For those of you not living in Germany, here is a Zwiebelkuchen recipe for you to try. It is adapted from one on the recipes section of the German https://www.mosel.de/genuss/rezepte-der-mosel/ website.

Ingredients:

  • 1/8 litre of milk (or water)
  • 4 tablespoons oil
  • 1/2 teaspoon salt
  • 1 pinch sugar
  • 375 grams flour
  • 30 grams yeast
  • 2-3 kilograms onions
  • 2 tablespoons butter
  • 300 grams streaky bacon
  • Salt, pepper, caraway, paprika powder
  • 6 eggs
  • 2 cups sour cream

Preparation:

Make the dough by putting the milk (or water) oil, salt and sugar in a bowl. Add the flour and crumble in the the yeast. Mix together and then knead everything to a smooth dough Leave in a warm place for about 15 minutes.

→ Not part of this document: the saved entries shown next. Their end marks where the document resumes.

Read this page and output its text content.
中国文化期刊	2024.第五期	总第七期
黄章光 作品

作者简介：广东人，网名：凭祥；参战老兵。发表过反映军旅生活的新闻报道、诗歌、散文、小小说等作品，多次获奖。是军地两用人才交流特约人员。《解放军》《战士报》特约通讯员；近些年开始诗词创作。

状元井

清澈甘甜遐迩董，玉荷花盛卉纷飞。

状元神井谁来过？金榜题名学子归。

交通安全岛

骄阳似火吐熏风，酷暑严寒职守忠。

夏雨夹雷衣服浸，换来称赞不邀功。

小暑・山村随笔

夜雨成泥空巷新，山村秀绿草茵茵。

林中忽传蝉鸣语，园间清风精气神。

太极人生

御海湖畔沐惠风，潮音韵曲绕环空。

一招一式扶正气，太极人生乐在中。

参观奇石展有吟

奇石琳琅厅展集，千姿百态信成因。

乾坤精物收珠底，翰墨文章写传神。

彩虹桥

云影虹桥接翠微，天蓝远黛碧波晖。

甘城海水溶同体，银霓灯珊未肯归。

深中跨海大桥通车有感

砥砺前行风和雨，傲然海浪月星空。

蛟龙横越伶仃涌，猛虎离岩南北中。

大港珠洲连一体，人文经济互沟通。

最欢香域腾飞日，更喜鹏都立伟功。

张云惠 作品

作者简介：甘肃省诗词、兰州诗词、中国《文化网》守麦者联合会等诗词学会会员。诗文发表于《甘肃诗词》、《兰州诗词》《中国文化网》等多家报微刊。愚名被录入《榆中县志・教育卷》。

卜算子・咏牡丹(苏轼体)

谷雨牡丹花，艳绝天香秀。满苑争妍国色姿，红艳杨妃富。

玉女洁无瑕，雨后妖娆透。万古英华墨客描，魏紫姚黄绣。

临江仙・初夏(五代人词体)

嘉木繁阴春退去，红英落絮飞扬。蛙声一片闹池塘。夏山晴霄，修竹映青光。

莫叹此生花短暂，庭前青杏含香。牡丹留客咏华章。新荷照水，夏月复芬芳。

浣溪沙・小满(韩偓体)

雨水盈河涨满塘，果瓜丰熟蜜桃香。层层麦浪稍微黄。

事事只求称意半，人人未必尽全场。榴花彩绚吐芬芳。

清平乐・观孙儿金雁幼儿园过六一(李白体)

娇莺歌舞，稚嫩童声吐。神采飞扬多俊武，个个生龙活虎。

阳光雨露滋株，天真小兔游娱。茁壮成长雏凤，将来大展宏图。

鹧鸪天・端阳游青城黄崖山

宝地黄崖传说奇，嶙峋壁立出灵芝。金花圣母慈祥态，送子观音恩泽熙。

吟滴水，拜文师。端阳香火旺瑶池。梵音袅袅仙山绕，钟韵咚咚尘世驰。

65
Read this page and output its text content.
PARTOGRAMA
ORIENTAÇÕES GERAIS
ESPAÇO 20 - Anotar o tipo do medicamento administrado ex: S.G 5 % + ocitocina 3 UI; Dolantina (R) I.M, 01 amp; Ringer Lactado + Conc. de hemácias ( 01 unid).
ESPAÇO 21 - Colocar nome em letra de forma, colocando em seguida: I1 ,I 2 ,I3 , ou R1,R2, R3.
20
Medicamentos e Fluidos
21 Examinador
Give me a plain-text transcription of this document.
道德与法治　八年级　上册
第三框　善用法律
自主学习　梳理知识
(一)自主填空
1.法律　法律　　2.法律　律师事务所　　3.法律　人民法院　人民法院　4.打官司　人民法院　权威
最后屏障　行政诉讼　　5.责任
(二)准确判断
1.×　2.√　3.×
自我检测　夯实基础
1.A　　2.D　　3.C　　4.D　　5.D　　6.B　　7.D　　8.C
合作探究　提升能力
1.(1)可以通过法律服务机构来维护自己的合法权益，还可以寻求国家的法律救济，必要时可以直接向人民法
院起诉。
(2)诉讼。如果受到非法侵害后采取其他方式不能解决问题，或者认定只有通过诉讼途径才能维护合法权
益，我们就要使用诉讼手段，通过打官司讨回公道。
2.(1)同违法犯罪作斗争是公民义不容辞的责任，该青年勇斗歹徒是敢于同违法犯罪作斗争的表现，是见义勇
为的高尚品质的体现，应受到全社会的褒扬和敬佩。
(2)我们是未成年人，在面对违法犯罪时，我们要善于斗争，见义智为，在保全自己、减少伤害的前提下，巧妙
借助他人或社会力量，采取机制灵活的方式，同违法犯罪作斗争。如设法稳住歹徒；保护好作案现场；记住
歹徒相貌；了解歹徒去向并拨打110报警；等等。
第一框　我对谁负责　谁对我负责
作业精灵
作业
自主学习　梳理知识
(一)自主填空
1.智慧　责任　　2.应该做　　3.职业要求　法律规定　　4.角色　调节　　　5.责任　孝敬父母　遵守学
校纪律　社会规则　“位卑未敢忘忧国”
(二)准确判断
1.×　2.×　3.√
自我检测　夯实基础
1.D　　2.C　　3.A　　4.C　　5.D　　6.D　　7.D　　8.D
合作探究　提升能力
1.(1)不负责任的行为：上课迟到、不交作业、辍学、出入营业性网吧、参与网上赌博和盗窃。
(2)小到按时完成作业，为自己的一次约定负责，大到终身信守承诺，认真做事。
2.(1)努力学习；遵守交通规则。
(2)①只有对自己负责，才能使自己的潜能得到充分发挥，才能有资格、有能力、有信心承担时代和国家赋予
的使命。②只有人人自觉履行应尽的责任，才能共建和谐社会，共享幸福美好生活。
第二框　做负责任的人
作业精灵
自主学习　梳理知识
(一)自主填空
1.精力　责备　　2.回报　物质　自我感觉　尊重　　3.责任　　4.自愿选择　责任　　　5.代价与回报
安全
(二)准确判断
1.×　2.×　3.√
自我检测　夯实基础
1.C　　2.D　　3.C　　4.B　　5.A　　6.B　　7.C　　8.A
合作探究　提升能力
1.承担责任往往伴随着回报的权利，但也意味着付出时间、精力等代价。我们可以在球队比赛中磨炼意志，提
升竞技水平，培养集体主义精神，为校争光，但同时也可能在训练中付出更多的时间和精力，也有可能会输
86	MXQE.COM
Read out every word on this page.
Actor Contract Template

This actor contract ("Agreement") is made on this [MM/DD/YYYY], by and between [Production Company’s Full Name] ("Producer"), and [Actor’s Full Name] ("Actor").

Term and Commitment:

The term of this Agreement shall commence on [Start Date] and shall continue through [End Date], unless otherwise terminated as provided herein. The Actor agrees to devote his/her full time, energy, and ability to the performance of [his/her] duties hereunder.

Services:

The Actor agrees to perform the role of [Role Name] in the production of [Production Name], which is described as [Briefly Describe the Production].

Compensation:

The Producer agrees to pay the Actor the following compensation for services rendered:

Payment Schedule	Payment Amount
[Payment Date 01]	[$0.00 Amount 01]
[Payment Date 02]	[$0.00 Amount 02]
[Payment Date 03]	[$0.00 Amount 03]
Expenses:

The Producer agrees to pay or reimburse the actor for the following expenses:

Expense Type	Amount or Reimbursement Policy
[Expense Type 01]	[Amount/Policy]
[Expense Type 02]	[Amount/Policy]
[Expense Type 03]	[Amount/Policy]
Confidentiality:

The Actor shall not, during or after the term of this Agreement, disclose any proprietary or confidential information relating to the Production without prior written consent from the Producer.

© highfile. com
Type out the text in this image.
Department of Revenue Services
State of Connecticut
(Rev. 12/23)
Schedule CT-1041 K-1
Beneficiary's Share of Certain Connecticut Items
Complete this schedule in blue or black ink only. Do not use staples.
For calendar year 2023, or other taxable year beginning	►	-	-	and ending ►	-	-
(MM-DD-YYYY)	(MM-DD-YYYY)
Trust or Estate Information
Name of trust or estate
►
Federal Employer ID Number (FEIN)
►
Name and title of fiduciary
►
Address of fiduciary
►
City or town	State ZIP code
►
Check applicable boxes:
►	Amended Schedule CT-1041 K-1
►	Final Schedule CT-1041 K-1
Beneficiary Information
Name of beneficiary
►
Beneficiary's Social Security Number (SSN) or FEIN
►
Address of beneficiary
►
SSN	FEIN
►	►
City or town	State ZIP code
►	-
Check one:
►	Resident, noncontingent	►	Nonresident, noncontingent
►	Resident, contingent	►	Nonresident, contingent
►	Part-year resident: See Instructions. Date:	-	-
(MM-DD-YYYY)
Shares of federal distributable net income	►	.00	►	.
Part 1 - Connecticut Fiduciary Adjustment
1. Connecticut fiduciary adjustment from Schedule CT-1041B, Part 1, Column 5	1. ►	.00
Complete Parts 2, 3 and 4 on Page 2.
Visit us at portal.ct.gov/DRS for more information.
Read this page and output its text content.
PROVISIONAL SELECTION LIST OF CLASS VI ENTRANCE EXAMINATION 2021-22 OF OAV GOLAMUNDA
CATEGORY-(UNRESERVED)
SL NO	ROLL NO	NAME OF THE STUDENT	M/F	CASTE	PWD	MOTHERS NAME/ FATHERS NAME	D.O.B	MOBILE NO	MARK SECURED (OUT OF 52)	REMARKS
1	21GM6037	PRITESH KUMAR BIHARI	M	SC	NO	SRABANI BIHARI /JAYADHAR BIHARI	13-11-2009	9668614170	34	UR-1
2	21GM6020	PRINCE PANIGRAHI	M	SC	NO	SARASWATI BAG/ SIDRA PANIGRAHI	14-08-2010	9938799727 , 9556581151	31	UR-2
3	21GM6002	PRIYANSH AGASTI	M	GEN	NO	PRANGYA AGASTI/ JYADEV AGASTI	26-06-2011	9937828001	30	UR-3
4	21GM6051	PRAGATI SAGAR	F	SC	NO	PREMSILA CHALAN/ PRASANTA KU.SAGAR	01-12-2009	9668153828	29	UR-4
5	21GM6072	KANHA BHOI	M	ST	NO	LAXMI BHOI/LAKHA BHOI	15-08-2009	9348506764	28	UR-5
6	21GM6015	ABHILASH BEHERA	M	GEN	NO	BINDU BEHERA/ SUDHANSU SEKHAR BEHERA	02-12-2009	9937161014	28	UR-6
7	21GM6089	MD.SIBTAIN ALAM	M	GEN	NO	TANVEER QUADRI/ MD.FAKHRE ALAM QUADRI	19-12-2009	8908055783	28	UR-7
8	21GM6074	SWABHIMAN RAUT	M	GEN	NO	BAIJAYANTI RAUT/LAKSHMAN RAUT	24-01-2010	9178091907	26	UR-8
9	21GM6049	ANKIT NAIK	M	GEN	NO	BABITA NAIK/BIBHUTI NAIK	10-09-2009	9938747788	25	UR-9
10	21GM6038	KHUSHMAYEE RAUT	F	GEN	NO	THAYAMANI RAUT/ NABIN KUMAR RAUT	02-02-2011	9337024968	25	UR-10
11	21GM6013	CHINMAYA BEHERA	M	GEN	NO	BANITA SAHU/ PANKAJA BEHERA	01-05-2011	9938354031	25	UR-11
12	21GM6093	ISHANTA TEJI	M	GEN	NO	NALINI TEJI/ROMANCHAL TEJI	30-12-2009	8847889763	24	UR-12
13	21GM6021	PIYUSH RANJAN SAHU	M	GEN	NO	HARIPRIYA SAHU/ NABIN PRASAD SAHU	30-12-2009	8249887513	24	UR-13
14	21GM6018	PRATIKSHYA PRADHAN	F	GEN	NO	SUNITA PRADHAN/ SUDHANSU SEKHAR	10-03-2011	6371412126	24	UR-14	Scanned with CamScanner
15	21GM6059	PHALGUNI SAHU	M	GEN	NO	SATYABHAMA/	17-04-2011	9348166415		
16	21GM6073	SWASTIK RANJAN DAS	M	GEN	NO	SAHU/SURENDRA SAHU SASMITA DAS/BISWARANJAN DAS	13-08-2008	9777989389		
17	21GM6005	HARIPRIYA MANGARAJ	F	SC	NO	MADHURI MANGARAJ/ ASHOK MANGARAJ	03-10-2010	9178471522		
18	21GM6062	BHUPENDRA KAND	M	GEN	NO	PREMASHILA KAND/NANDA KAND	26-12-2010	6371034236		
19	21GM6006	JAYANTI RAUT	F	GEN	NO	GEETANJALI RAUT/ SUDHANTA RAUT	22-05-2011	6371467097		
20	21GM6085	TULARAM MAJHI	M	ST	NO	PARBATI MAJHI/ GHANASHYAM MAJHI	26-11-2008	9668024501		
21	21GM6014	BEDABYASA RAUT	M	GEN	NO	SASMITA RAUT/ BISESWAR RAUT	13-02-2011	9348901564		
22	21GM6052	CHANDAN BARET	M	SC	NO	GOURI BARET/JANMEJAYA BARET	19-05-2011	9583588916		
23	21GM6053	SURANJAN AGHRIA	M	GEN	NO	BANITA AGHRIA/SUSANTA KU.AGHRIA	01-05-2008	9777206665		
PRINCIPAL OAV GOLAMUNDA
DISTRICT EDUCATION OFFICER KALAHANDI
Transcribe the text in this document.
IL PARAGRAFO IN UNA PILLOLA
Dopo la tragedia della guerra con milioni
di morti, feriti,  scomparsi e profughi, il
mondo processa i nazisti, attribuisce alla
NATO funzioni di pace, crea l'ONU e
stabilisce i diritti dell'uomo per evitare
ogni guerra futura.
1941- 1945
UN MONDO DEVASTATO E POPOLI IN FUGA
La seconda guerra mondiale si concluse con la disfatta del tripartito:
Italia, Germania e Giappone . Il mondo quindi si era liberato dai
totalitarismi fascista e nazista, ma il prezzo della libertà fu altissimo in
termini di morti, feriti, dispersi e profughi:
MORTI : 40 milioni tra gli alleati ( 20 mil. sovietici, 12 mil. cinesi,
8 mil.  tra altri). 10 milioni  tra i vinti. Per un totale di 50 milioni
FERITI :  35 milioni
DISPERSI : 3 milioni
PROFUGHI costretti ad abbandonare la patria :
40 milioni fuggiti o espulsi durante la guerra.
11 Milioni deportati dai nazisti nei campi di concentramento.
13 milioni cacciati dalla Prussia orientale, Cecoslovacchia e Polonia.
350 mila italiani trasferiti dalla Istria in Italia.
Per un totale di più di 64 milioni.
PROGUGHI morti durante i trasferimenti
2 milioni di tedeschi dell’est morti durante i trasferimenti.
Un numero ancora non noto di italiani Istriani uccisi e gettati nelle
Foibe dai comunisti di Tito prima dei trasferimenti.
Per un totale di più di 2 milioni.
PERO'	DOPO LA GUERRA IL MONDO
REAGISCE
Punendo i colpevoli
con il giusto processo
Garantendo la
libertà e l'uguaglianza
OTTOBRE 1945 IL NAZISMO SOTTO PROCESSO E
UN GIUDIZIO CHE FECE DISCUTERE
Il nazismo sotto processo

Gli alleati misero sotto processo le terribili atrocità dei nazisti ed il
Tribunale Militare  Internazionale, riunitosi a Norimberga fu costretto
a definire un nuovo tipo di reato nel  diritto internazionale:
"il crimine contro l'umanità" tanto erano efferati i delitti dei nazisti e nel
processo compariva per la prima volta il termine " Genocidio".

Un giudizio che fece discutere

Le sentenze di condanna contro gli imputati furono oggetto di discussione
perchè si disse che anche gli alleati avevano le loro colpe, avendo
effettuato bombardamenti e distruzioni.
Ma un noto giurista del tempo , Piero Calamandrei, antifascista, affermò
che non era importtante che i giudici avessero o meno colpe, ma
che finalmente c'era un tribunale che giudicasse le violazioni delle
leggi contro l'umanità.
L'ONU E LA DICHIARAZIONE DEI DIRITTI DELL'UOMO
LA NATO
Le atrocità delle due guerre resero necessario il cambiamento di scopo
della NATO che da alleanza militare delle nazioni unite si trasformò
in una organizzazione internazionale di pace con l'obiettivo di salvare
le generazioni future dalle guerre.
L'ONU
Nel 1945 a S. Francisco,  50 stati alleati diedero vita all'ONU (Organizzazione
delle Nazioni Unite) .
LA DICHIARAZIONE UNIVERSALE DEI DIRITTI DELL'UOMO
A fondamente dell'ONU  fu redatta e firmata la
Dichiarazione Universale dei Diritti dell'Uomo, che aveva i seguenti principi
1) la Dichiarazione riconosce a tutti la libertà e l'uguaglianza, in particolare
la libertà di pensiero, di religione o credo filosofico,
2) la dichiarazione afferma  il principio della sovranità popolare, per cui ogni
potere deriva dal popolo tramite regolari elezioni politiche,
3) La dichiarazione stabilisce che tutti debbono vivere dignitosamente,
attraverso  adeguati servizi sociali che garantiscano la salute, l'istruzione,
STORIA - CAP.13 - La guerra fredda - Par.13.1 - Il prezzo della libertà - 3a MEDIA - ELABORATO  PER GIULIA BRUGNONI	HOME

For the topping, cut the onions into thin slices. Chop the bacon and fry in the butter, then add the onions and continue to fry until translucent. Stir in the spices and set aside to cool. Beat the eggs with the sour cream and stir into the cooled onion mixture.

Roll out the dough thinly and place on a greased baking sheet. Allow the dough to for about 15 minutes then spread on the onion mixture.

Bake in an oven at 200° Celsius (180° Celsius for fan assisted ovens) until the dough is cooked and the topping is brown.

Enjoy with a glass or two of chilled Federweisser.